À l’heure des débats sur la Politique Agricole Commune, il est intéressant de voir comment les politiques agricoles ont émergé entre la fin du XIXe siècle et le début du XXe siècle. Plusieurs raisons peuvent expliquer de telles politiques : le poids du monde agricole justifie ces politiques et surtout justifie d’analyser et de comprendre ces politiques pour mieux comprendre la société de l’époque. Les États vont chercher à conserver les populations rurales.
Le monde rural dans la Révolution industrielle
Le paradigme agrarien va chercher à protéger le monde rural en méprisant le monde urbain : il faut éviter que l’ensemble de la société devienne une société industrielle. Ainsi cette période est caractérisée par la volonté des États de relever de nombreux défis : la protection des populations agricoles, moderniser l’agriculture et la productivité et affronter le premier conflit total et ses conséquences. C’est cet éclairage qu’Histoire pour Tous vous propose à travers cette étude un autre regard sur les rapports entre l’État, l’économie et la société à travers une l'analyse comparée des politiques agricoles allemandes, françaises et italiennes.

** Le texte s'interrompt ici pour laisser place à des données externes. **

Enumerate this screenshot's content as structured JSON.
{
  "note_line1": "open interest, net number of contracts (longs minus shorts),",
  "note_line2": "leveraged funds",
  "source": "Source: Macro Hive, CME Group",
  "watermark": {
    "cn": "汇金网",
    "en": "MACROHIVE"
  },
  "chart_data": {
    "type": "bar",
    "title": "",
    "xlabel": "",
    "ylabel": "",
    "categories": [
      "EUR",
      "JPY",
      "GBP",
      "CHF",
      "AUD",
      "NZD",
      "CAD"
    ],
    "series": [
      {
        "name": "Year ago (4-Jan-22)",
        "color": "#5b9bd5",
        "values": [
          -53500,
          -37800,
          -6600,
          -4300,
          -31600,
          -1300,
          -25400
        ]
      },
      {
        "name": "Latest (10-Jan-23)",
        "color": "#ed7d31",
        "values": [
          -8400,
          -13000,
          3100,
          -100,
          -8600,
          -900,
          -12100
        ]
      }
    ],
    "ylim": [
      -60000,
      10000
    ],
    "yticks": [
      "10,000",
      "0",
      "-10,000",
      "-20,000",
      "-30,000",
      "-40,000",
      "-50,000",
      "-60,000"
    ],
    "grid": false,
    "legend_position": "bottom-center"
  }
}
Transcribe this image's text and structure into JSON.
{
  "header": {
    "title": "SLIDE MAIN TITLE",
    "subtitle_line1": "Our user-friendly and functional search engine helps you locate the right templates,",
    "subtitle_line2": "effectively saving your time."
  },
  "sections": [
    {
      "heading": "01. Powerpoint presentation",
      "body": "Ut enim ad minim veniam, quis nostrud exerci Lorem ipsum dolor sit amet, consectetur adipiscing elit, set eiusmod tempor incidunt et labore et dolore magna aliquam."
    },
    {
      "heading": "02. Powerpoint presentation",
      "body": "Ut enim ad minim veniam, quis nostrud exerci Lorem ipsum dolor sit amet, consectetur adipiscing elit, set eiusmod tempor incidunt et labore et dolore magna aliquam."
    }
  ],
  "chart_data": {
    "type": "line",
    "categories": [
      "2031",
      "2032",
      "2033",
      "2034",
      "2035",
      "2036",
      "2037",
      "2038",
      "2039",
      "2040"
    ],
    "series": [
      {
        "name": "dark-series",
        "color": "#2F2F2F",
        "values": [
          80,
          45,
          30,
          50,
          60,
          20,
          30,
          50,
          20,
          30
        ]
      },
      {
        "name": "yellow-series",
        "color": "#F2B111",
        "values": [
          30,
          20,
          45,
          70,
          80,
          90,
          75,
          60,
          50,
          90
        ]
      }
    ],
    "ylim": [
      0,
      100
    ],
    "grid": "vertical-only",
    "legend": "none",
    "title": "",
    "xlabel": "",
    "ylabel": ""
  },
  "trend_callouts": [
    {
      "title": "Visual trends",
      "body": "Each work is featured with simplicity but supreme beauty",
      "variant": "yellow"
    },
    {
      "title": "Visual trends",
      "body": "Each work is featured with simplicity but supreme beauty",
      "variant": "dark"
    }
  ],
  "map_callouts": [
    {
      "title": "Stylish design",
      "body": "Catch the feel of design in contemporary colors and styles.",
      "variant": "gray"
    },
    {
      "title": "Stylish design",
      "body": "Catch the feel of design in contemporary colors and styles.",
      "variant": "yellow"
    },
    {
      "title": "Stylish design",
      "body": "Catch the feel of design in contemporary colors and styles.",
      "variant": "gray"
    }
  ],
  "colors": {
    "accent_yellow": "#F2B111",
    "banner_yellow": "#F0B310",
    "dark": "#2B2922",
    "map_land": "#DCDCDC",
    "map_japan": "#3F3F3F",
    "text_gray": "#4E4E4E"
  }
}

De par le nombre de personnes concernées, les États doivent se préoccuper de cette population qui représente, au milieu du siècle, une part très importante de la population active. Les États comme la France, l’Allemagne et l’Italie sont des cas intéressants car ils allient révolution industrielle et puissance agricole, ce qui n’est plus le cas de l’Angleterre, car elle a sacrifié son agriculture avec les Corn Laws en 1846 et de l’Espagne qui n’est pas rentrée dans la révolution industrielle durant la période 1870-1939. Ces considérations expliquent que nous ne nous intéressons qu’aux trois pays mentionnés précédemment. Il est important de signaler que les États italiens et allemands ont moins de 20 ans en 1870. En 1880, 44% de la population allemande travaillait dans le monde agricole, 47% en France et 66% en Italie. Ces trois États ont des cultures politiques plus ou moins différentes qui vont du protectionnisme de l’Allemagne au libéralisme italien et la France se situe entre les deux.
Gérer la crise agricole 1870-1914
En 1870, les États européens mènent, depuis les années 1860, une politique libérale qui vise à augmenter la productivité et à transformer les structures agraires par les lois du marché. En France, Napoléon III souhaitait ainsi que les ouvriers puissent se nourrir à bas prix. Mais avec l’arrivée de nouveaux concurrents comme les États-Unis qui inondent le marché européen, les structures agraires n’ont pas les moyens et le temps suffisant pour s’adapter à la concurrence. La faiblesse de la productivité est telle qu’elle entraine une chute considérable du prix du blé (environ 30% pour les trois pays) ce qui incite à une baisse de la production également (27%). Or ces États ne souhaitent visiblement pas sacrifier cette économie qui est bouleversée par les changements qu’elle traverse. En effet, l’agriculture doit dorénavant être rentable face à la concurrence. Cette crise remodèle les paysages et commence à remettre en cause la polyculture traditionnelle. Les régions commencent à se spécialiser avec notamment la vigne dans le Languedoc : de l’agriculture de subsistance, celle-ci se transforme en agriculture de commerce. Mais les pressions des agriculteurs sont telles que les États doivent freiner les effets de cette crise et en particulier revenir au « juste prix » qui garantit la subsistance des producteurs.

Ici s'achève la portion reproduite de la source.